If you’re looking to switch away from Google’s products to alternatives, or are interested in how ready Bing may be for the average iPhone user to switch to should Apple make a deal to swap out Google as the default, the answer is, generally, yes.
It’s a valid and full-featured alternative to a large portion of the searches that you’ll do on your iPhone from day to day and will likely give you solid results for all but the geekiest of search terms.
The design is largely cleaner and more attractive than Google’s more cluttered results, and more preview text helps you decide on which link to follow. But, if you’re even reading this article there’s a good chance that Bing isn’t really being made for you.
Instead, Microsoft seems to be heavily targeting the ’99%’ of mobile searchers. Those who will be looking for a restaurant close by, seeing what Lady Gaga is up to now or what the score is on the game. This is smart, because it’s exactly who Apple is targeting with the iPhone.
The iPhone appeals to those who like things that are simple, easy to use and as ‘fuss free’ as possible.
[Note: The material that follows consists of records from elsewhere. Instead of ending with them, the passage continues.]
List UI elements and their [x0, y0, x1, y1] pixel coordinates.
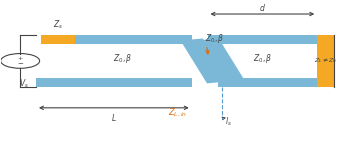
Polygon shape: [196, 38, 245, 83]
Text: $d$: $d$: [259, 2, 266, 13]
Text: $Z_L \neq Z_0$: $Z_L \neq Z_0$: [314, 57, 337, 65]
Text: $L$: $L$: [111, 112, 117, 123]
FancyBboxPatch shape: [75, 35, 192, 44]
FancyBboxPatch shape: [317, 35, 334, 87]
Text: $Z_s$: $Z_s$: [53, 18, 63, 31]
Text: −: −: [17, 61, 23, 67]
FancyBboxPatch shape: [42, 35, 75, 44]
Text: $Z_0, \beta$: $Z_0, \beta$: [252, 52, 272, 65]
Text: $V_s$: $V_s$: [20, 78, 29, 90]
FancyBboxPatch shape: [218, 78, 317, 87]
Text: $l_s$: $l_s$: [225, 116, 232, 128]
FancyBboxPatch shape: [36, 78, 192, 87]
Polygon shape: [180, 38, 229, 83]
Text: $Z_{L,in}$: $Z_{L,in}$: [168, 106, 187, 119]
Text: $Z_0, \beta$: $Z_0, \beta$: [205, 32, 224, 45]
FancyBboxPatch shape: [208, 35, 317, 44]
Text: $Z_0, \beta$: $Z_0, \beta$: [113, 52, 132, 65]
Text: +: +: [17, 56, 23, 61]
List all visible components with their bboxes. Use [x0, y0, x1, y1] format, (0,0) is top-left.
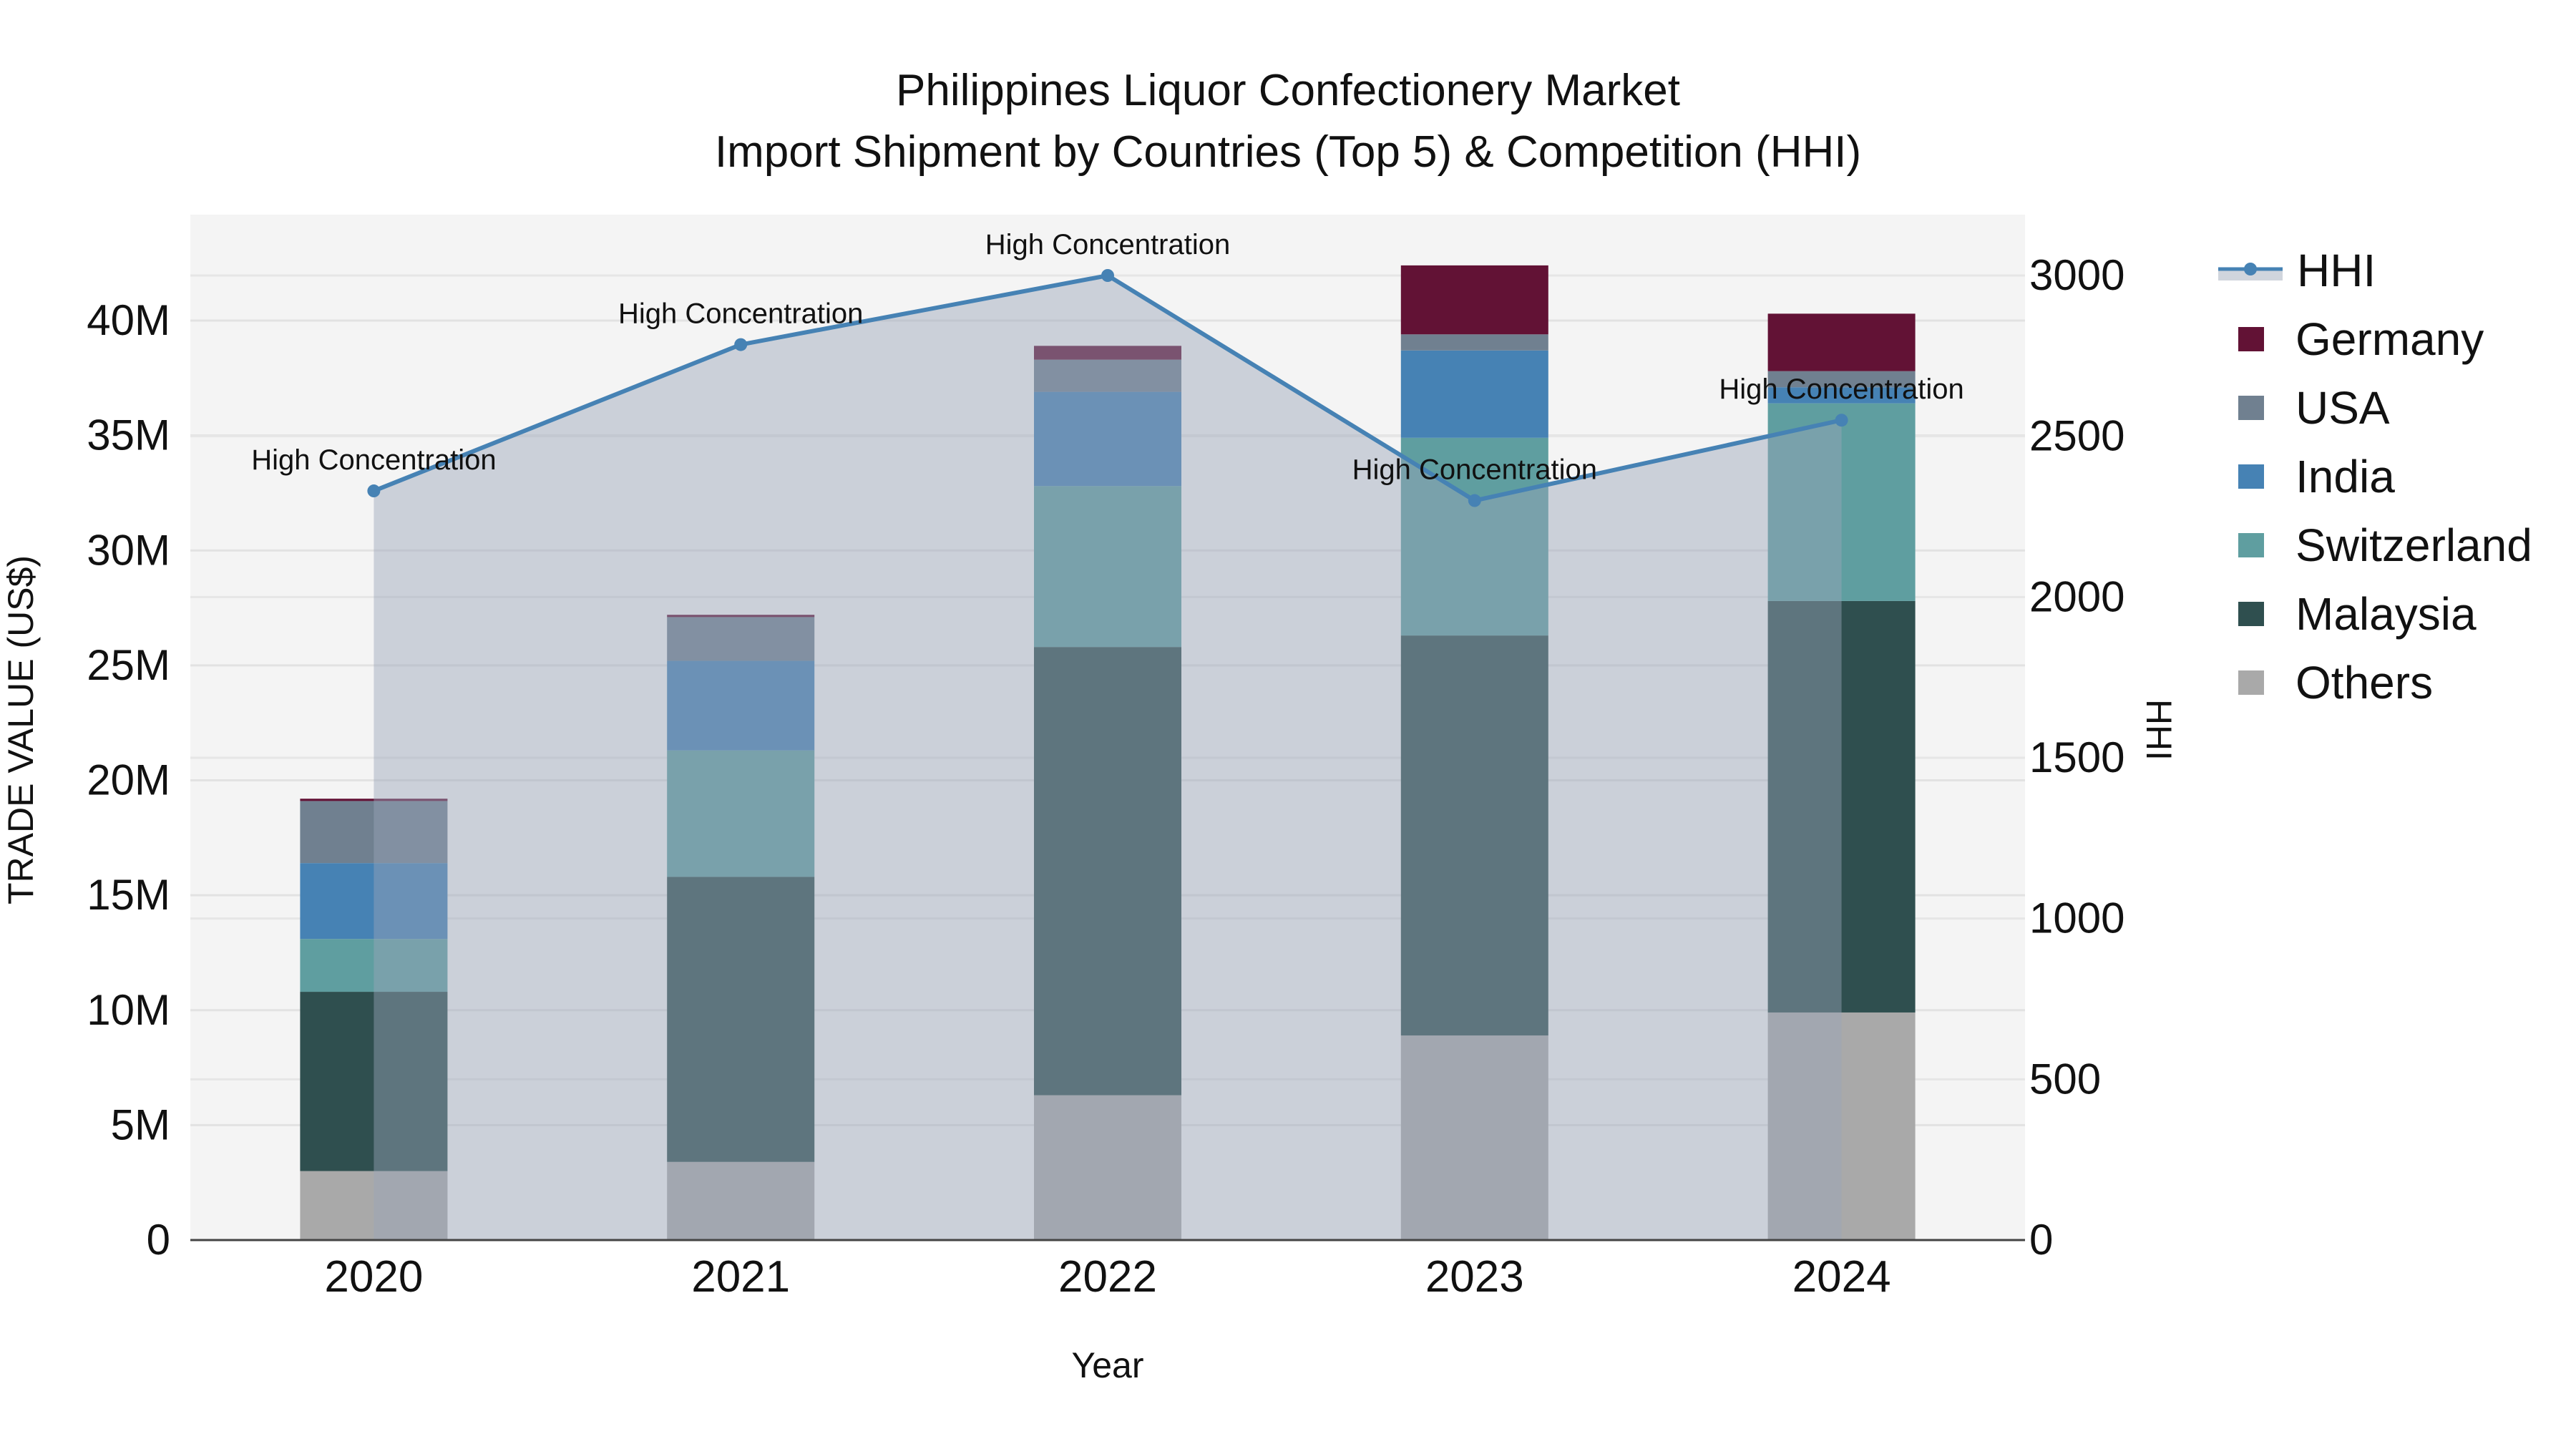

This is a major component of why Apple sells millions of iPhones and can barely keep up with demand and why, when asked for advice, many beleaguered geeks will indeed tell their relatives to ‘just buy an iPhone.’
If it intends to fit his bill well, then one area it really needs to concentrate on is Maps. There is no excuse for how poor the product is in Mobile Safari and it’s definitely the weakest link when compared to Google’s offerings.
For now, Bing remains my default engine, but is probably just a very strong second place for most people. But it honestly wouldn’t take too much to tip the scales for a very large portion of the iPhone-using population. Just get those maps in order Microsoft, and we’ll talk again.